What Stabroek Business saw when we took our customary post-Christmas walk through the city earlier this week was a vending community, large as life, seemingly growing and even if not consolidating in leaps and bounds, holding its own. Traders accept that change is a reality and that if it is to survive it simply must adapt to that change. These days, change manifests itself in the surfeit of Chinese traders that have thronged the capital and in the growing presence here of Cubans, themselves entrepreneurs, buying in bulk to resell at home. Guyanese vendors have struck up interesting relationships with both the Chinese and the Cubans. With the Chinese it has been a question of establishing wholesale relationships, so that the goods arriving here from China can be found both inside the shops established by the Chinese themselves and on the pavement, for re-sale at only modestly marked-up prices.
The relationships with the Cubans are different. They are mostly garrulous, good-humored and never failing to reach out to the vendors on the streets.
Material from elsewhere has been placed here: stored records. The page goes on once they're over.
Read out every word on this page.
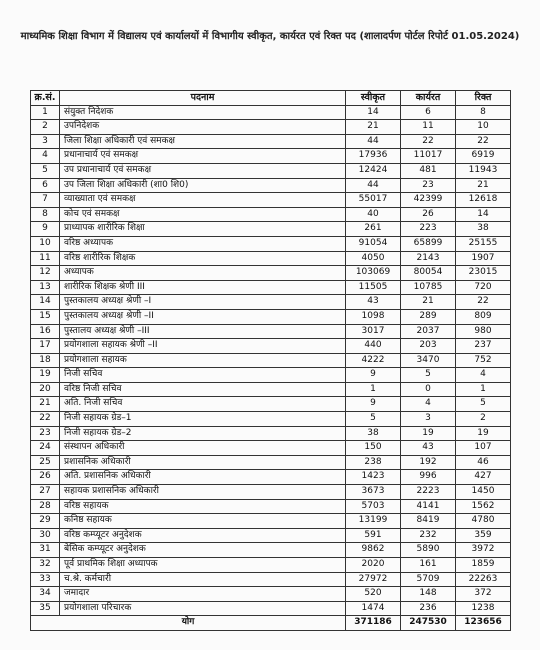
माध्यमिक शिक्षा विभाग में विद्यालय एवं कार्यालयों में विभागीय स्वीकृत, कार्यरत एवं रिक्त पद (शालादर्पण पोर्टल रिपोर्ट 01.05.2024)
क्र.सं.	पदनाम	स्वीकृत	कार्यरत	रिक्त
1	संयुक्त निदेशक	14	6	8
2	उपनिदेशक	21	11	10
3	जिला शिक्षा अधिकारी एवं समकक्ष	44	22	22
4	प्रधानाचार्य एवं समकक्ष	17936	11017	6919
5	उप प्रधानाचार्य एवं समकक्ष	12424	481	11943
6	उप जिला शिक्षा अधिकारी (शा0 शि0)	44	23	21
7	व्याख्याता एवं समकक्ष	55017	42399	12618
8	कोच एवं समकक्ष	40	26	14
9	प्राध्यापक शारीरिक शिक्षा	261	223	38
10	वरिष्ठ अध्यापक	91054	65899	25155
11	वरिष्ठ शारीरिक शिक्षक	4050	2143	1907
12	अध्यापक	103069	80054	23015
13	शारीरिक शिक्षक श्रेणी III	11505	10785	720
14	पुस्तकालय अध्यक्ष श्रेणी –I	43	21	22
15	पुस्तकालय अध्यक्ष श्रेणी –II	1098	289	809
16	पुस्तालय अध्यक्ष श्रेणी –III	3017	2037	980
17	प्रयोगशाला सहायक श्रेणी –II	440	203	237
18	प्रयोगशाला सहायक	4222	3470	752
19	निजी सचिव	9	5	4
20	वरिष्ठ निजी सचिव	1	0	1
21	अति. निजी सचिव	9	4	5
22	निजी सहायक ग्रेड–1	5	3	2
23	निजी सहायक ग्रेड–2	38	19	19
24	संस्थापन अधिकारी	150	43	107
25	प्रशासनिक अधिकारी	238	192	46
26	अति. प्रशासनिक अधिकारी	1423	996	427
27	सहायक प्रशासनिक अधिकारी	3673	2223	1450
28	वरिष्ठ सहायक	5703	4141	1562
29	कनिष्ठ सहायक	13199	8419	4780
30	वरिष्ठ कम्प्यूटर अनुदेशक	591	232	359
31	बेसिक कम्प्यूटर अनुदेशक	9862	5890	3972
32	पूर्व प्राथमिक शिक्षा अध्यापक	2020	161	1859
33	च.श्रे. कर्मचारी	27972	5709	22263
34	जमादार	520	148	372
35	प्रयोगशाला परिचारक	1474	236	1238
योग		371186	247530	123656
It is a remarkable thing to watch the halting discourses between local vendors and the Cubans, the vendors obviously doing their best to acquire sufficient Spanish to sell groups of Cubans bottles of water and soft drinks.
The relationships between the Chinese and the Cubans is altogether different. It is about the complexities of trading in bulk and somehow, some of the local Chinese shops have managed to recruit Cubans to work in local stores. Frankly, it is entirely fair to say that the majority of the earnings from the Cuban trading goes to the Chinese merchants.
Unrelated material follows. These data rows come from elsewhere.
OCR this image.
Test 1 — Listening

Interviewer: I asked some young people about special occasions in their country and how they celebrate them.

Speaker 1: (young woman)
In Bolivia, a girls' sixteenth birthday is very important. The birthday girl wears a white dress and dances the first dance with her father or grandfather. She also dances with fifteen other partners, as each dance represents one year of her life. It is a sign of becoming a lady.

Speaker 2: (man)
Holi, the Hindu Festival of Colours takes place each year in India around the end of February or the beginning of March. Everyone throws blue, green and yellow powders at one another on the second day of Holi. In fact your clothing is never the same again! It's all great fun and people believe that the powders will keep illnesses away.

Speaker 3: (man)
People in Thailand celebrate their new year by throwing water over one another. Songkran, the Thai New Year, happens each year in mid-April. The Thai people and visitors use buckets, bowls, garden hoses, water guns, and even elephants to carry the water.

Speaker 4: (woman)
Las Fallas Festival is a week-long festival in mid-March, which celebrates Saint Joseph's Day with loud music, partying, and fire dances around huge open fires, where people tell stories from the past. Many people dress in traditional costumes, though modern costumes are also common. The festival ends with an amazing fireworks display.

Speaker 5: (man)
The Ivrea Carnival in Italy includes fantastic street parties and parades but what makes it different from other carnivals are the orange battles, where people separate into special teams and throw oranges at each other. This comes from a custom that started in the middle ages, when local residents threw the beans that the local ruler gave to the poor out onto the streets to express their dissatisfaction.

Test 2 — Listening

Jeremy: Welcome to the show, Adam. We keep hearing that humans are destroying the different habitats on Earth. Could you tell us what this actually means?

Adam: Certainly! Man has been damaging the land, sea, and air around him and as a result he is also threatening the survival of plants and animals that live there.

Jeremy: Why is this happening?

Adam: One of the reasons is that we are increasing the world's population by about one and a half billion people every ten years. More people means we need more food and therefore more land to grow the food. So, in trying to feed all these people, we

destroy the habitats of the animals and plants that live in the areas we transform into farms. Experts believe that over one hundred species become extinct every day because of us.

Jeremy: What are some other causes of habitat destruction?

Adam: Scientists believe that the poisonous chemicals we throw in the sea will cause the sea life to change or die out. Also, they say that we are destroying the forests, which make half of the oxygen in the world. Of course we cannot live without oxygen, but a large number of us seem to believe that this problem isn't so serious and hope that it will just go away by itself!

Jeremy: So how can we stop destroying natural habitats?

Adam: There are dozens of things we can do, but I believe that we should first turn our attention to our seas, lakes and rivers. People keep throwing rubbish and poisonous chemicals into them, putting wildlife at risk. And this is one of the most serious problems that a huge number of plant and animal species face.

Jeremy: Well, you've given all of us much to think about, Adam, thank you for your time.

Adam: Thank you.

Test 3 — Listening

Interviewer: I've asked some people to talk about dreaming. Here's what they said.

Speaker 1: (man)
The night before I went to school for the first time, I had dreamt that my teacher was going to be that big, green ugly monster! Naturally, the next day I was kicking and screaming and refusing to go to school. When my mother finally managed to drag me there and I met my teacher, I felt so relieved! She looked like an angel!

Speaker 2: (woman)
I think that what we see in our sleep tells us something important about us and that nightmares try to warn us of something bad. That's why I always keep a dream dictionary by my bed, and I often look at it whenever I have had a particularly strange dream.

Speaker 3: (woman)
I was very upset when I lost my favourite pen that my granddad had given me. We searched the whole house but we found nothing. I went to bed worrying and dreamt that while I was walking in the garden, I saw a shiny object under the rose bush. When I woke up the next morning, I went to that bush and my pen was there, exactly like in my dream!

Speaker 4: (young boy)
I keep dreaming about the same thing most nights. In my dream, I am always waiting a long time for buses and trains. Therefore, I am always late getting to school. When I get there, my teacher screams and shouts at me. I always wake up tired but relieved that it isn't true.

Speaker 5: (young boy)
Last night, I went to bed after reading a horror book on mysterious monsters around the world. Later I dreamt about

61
Still, there is something in it for the local traders too. Earlier this week Loris and her sixteen – year old son told us that they had managed to negotiate wholesale deals with three Chinese stores in the capital and that what they bought from the Chinese they took to locations outside of the capital where there were no Chinese traders to sell to people there at what Loris called “a decent markup.”
Downtown Georgetown on Wednesday, the dying embers of the season appeared to have done nothing to ease the groundswell of traders particularly along Regent Street. These days the crowded pavements mean that trays of items on display can get knocked over by the throngs that jockey with the vendors for space. Of late, the vendors offering clothing and household items have been joined by others offering snacks and cold drinks from bottles or in cups filled from imported dispensers. It is fair, one feels, to suggest that the spectacular confusion that characterizes trading in downtown Georgetown points to the reality that City Hall has lost control. There is no longer any pretence at imposing order; City Police no longer swoop down and make off with armfuls of ribbon, underwear and towels. Trading persists in an environment of spectacular confusion and these days no one appears to be complaining.
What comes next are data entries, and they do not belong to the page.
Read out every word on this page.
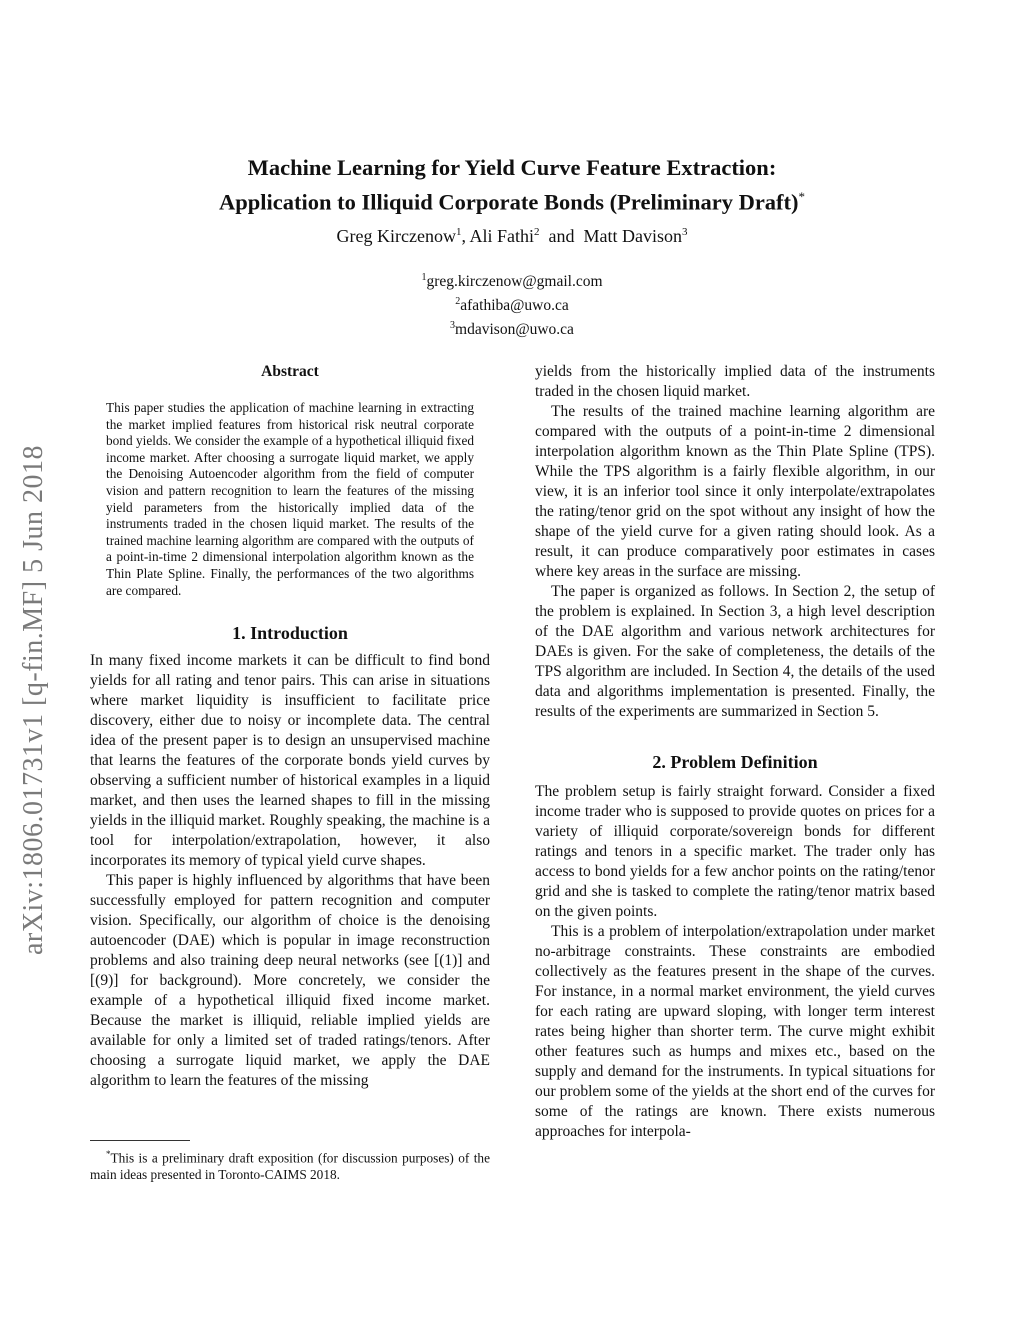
arXiv:1806.01731v1 [q-fin.MF] 5 Jun 2018
Machine Learning for Yield Curve Feature Extraction:
Application to Illiquid Corporate Bonds (Preliminary Draft)*
Greg Kirczenow$^1$, Ali Fathi$^2$ and Matt Davison$^3$
$^1$greg.kirczenow@gmail.com
$^2$afathiba@uwo.ca
$^3$mdavison@uwo.ca
Abstract
This paper studies the application of machine learning in extracting the market implied features from historical risk neutral corporate bond yields. We consider the example of a hypothetical illiquid fixed income market. After choosing a surrogate liquid market, we apply the Denoising Autoencoder algorithm from the field of computer vision and pattern recognition to learn the features of the missing yield parameters from the historically implied data of the instruments traded in the chosen liquid market. The results of the trained machine learning algorithm are compared with the outputs of a point-in-time 2 dimensional interpolation algorithm known as the Thin Plate Spline. Finally, the performances of the two algorithms are compared.
1. Introduction

In many fixed income markets it can be difficult to find bond yields for all rating and tenor pairs. This can arise in situations where market liquidity is insufficient to facilitate price discovery, either due to noisy or incomplete data. The central idea of the present paper is to design an unsupervised machine that learns the features of the corporate bonds yield curves by observing a sufficient number of historical examples in a liquid market, and then uses the learned shapes to fill in the missing yields in the illiquid market. Roughly speaking, the machine is a tool for interpolation/extrapolation, however, it also incorporates its memory of typical yield curve shapes.

This paper is highly influenced by algorithms that have been successfully employed for pattern recognition and computer vision. Specifically, our algorithm of choice is the denoising autoencoder (DAE) which is popular in image reconstruction problems and also training deep neural networks (see [(1)] and [(9)] for background). More concretely, we consider the example of a hypothetical illiquid fixed income market. Because the market is illiquid, reliable implied yields are available for only a limited set of traded ratings/tenors. After choosing a surrogate liquid market, we apply the DAE algorithm to learn the features of the missing

*This is a preliminary draft exposition (for discussion purposes) of the main ideas presented in Toronto-CAIMS 2018.

yields from the historically implied data of the instruments traded in the chosen liquid market.

The results of the trained machine learning algorithm are compared with the outputs of a point-in-time 2 dimensional interpolation algorithm known as the Thin Plate Spline (TPS). While the TPS algorithm is a fairly flexible algorithm, in our view, it is an inferior tool since it only interpolate/extrapolates the rating/tenor grid on the spot without any insight of how the shape of the yield curve for a given rating should look. As a result, it can produce comparatively poor estimates in cases where key areas in the surface are missing.

The paper is organized as follows. In Section 2, the setup of the problem is explained. In Section 3, a high level description of the DAE algorithm and various network architectures for DAEs is given. For the sake of completeness, the details of the TPS algorithm are included. In Section 4, the details of the used data and algorithms implementation is presented. Finally, the results of the experiments are summarized in Section 5.

2. Problem Definition

The problem setup is fairly straight forward. Consider a fixed income trader who is supposed to provide quotes on prices for a variety of illiquid corporate/sovereign bonds for different ratings and tenors in a specific market. The trader only has access to bond yields for a few anchor points on the rating/tenor grid and she is tasked to complete the rating/tenor matrix based on the given points.

This is a problem of interpolation/extrapolation under market no-arbitrage constraints. These constraints are embodied collectively as the features present in the shape of the curves. For instance, in a normal market environment, the yield curves for each rating are upward sloping, with longer term interest rates being higher than shorter term. The curve might exhibit other features such as humps and mixes etc., based on the supply and demand for the instruments. In typical situations for our problem some of the yields at the short end of the curves for some of the ratings are known. There exists numerous approaches for interpola-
On Wednesday the vendors still appeared to be out ‘in all their glory.’ A City Hall functionary concedes that the authorities have little control, that the numbers and vendors on the streets are not known to the municipality. It appears that they come and go with monotonous regularity.
A few things appear to have changed for the better. You get the impression that a growing number of vendors are beginning to appreciate the virtue of a more organized regime of garbage disposal. There are more bins in sight these days.
But – for better or worse – we have, it seems, lost our once unencumbered spaces, our pavements, to vendors, who, over time, have established a strong sense of community that is not reluctant to make the point to others that they too have a right to find ways of making a living.
On Wednesday, too, they seemed to have settled in for another longish hall of at least a few weeks…….before Mash and Easter and the country’s inaugural Carnival. Those are their trading spaces and this week they were already sizing up those windows of opportunity.